Creative Edge tries to stay involved in the community. For example, the company arranged for Pekin High School band and choir students to spend several months working folding boxes for sample squares, earning $15,000 to fund a trip to Chicago. The company also helps out schools that want Creative Edge to create their logo someplace like a gymnasium floor, by letting the schools extend their payments instead of paying up front.

And several Creative Edge employees are working on an effort to create plaques for every member of the United States Armed Forces killed since Sept. 11, 2001, for a memorial to be located somewhere in Iowa.

"We love doing the pretty things," Sawyer said, but the pro­jects that give Creative Edge's part­ners the most fulfillment are the memorials — "the things where we memorialize somebody, and we do it in stone." That way, the memory will last longer than anyone alive today.

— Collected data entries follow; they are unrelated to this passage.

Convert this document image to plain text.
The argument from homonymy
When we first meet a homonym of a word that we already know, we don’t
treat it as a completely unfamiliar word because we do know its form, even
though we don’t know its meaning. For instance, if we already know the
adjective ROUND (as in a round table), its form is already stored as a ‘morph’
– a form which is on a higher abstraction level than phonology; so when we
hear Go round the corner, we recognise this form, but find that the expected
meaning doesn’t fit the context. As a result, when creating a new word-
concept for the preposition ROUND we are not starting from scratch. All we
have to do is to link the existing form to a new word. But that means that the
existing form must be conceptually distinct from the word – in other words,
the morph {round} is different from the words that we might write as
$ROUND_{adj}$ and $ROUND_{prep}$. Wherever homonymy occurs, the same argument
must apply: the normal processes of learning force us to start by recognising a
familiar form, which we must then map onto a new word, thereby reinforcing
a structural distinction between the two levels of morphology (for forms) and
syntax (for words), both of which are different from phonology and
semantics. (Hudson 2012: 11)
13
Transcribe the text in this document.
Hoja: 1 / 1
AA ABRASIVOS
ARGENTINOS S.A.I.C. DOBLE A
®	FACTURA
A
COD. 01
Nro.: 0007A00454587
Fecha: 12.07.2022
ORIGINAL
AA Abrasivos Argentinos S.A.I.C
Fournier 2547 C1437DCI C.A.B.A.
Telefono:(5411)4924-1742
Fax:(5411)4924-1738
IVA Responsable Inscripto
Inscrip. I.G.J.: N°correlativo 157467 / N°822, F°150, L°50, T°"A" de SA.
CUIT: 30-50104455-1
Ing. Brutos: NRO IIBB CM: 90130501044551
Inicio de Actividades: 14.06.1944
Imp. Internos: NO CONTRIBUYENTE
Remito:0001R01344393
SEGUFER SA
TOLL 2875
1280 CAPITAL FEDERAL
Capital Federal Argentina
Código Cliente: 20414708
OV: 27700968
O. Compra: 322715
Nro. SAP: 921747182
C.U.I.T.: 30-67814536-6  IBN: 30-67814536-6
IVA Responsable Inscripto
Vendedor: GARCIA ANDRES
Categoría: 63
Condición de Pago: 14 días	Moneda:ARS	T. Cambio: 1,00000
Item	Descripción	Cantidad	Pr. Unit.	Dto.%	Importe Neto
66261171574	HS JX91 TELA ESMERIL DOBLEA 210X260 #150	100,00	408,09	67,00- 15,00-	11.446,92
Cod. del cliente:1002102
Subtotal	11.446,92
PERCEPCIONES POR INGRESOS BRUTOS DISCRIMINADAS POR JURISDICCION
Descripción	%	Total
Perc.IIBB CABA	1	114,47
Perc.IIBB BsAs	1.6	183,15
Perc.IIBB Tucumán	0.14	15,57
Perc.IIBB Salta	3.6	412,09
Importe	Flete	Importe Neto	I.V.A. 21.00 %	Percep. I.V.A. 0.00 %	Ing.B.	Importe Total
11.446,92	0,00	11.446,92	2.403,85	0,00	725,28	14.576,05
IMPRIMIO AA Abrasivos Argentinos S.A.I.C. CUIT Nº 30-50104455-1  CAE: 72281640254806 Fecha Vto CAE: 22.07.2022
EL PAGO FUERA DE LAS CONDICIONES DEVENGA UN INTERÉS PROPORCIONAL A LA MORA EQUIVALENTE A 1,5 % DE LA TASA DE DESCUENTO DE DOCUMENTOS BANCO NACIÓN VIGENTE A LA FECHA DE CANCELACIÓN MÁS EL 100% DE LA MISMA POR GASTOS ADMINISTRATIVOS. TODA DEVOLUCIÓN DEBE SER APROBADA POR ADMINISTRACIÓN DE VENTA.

Sawyer said the heart of Creative Edge is its employees. The compa­ny employs about 40 people — but Sawyer likes to say it employs 40 families, since there are 40 families who do well when Creative Edge does well.

"This is not your typical compa­ny somewhere else where they're in just for the check," said Sawyer.

"It's very unusual for a high-tech, artistic company to be in Iowa," Aalto said, but Fairfield has the work force to make it possible. "It takes every one of us to make this work," said Sawyer. "We have a crew that is phenomenal. I'm extremely proud of our work force."

READY TO CUT — Jim Singer, stone division supervisor, at Creative Edge, prepares a tile for cutting with a waterjet machine. When he begins to cut, a mixture of water and garnet sand will shoot out of a specialized nozzle at twice the speed of sound — enough power to cut through 10 or 12 inches of titani­um. Waterjet technology, according to Harri Aalto, is the only way to do the kind of work Creative Edge does.

OVER THE RAINBOW — Robert Sawyer, left, and Harri Aalto show off a finished product on the Creative Edge factory floor, ready to be shipped out and installed.